İskemik enterokolit yenidoğanda en önemli letal komplikasyondur. Ani distansiyon, safralı kusma, kötü kokulu, bazen kanlı diyare, yüksek ateş ile başlayarak kısa sürede hipovolemik şok, septisemi, intestinal perforasyon ile fatal sonuçlanır.
Tanı
a. Öykü mekonyum pasaj gecikmesi
b. Klinik bulgular (Rektal tuşede boş ampulla ve tuşe sonrası fışkırır tarzda dışkılama tipiktir)
c. Radyoloji - Ayakta direkt karın grafisi: Geniş tabanlı seviyeler. Lavman opak kolon grafisi: Geçiş hattı (Kadeh manzarası) (Ertesi gün kolonda opak maddenin sebat ettiği görülür)

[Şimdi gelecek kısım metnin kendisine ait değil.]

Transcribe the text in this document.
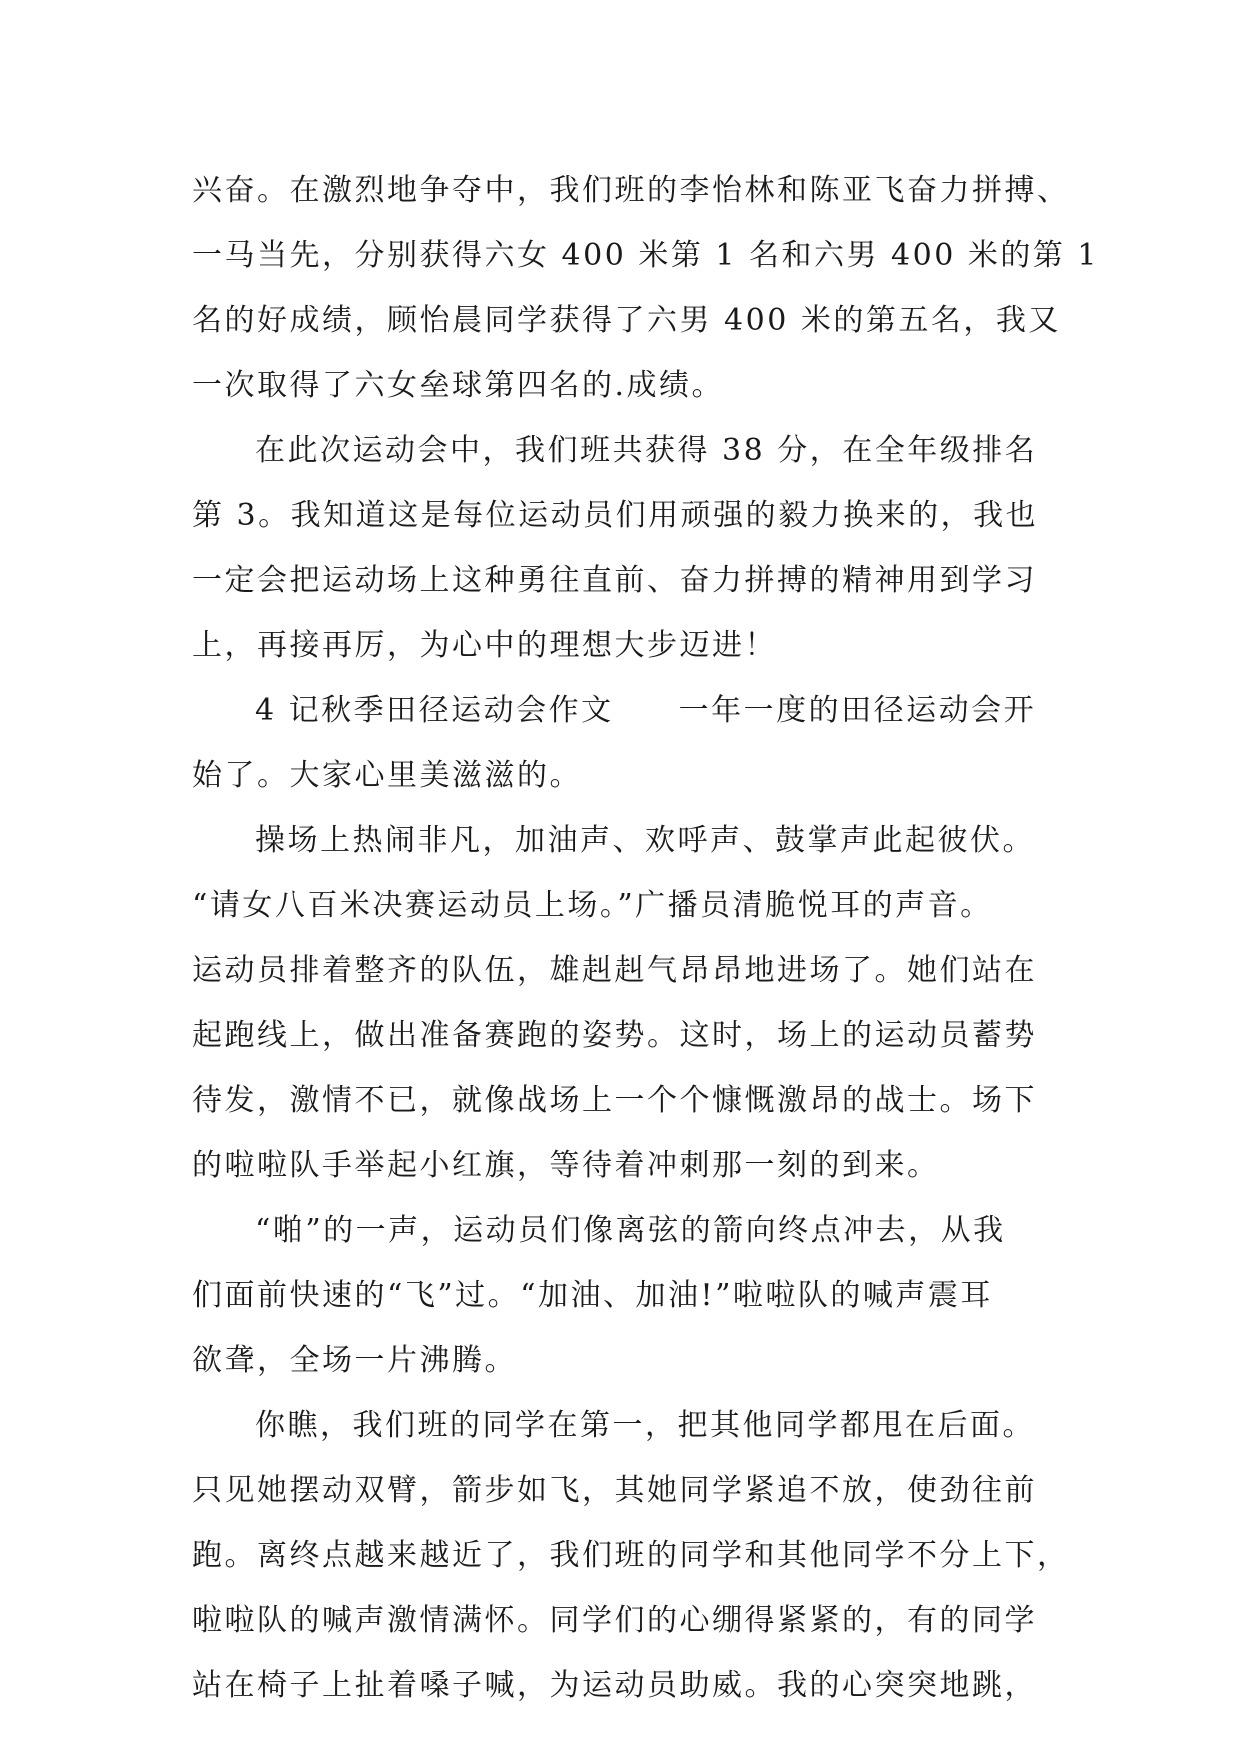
兴奋。在激烈地争夺中，我们班的李怡林和陈亚飞奋力拼搏、
一马当先，分别获得六女 400 米第 1 名和六男 400 米的第 1
名的好成绩，顾怡晨同学获得了六男 400 米的第五名，我又
一次取得了六女垒球第四名的.成绩。
在此次运动会中，我们班共获得 38 分，在全年级排名
第 3。我知道这是每位运动员们用顽强的毅力换来的，我也
一定会把运动场上这种勇往直前、奋力拼搏的精神用到学习
上，再接再厉，为心中的理想大步迈进！
4 记秋季田径运动会作文　　一年一度的田径运动会开
始了。大家心里美滋滋的。
操场上热闹非凡，加油声、欢呼声、鼓掌声此起彼伏。
“请女八百米决赛运动员上场。”广播员清脆悦耳的声音。
运动员排着整齐的队伍，雄赳赳气昂昂地进场了。她们站在
起跑线上，做出准备赛跑的姿势。这时，场上的运动员蓄势
待发，激情不已，就像战场上一个个慷慨激昂的战士。场下
的啦啦队手举起小红旗，等待着冲刺那一刻的到来。
“啪”的一声，运动员们像离弦的箭向终点冲去，从我
们面前快速的“飞”过。“加油、加油!”啦啦队的喊声震耳
欲聋，全场一片沸腾。
你瞧，我们班的同学在第一，把其他同学都甩在后面。
只见她摆动双臂，箭步如飞，其她同学紧追不放，使劲往前
跑。离终点越来越近了，我们班的同学和其他同学不分上下，
啦啦队的喊声激情满怀。同学们的心绷得紧紧的，有的同学
站在椅子上扯着嗓子喊，为运动员助威。我的心突突地跳，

d. Rektum biopsisi - En güvenilir tanı yöntemidir.
Ayırıcı tanı:
Mekonyum ileus, mekonyum tıkacı sendromu, küçük sol kolon sendromu, yenidoğan sepsisi, adrenal yetmezliği, hipotiroidi, fonksiyonel megakolon ile yanılmalıdır.
Ek anomaliler:
Genellikle sağlıklı term bebeğin hastalığıdır. Bununla beraber %5 oranla Down sendromu, aynı oranda genitoüriner sistem anomalileri, daha ender olarak kardiyak anomaliler, sindirim sistemi atrezileri, nöroektodermal orijinli hastalıklar (von Recklinghausen, nöroblastom vb.), MSS anomalileri görülebilir.
Cerrahi tedavi:
Tanı rektum biopsisi ile konulur. Tanı doğrulandıktan sonra tek aşamalı transanal endorektal pull-through operasyonu ile aganglionik kısım çıkarılarak ganglion içeren barsağın anüse bağlanması sağlanır. Komplikasyonlu ve gecikmiş olgularda 3 evreli cerrahi tedavinin ilk aşaması olarak geçici öncelikle acil kolostomi uygulamak gerekebilir.
Ameliyat sonrası dönem:
Tüm ameliyat aşamalarını atlatmış bile olsa her hasta azami 3 ay aralı kontrollarla izlenmeli, diyet ve tuvalet eğitimi kronik konstipasyondaki gibi düzenlenmelidir.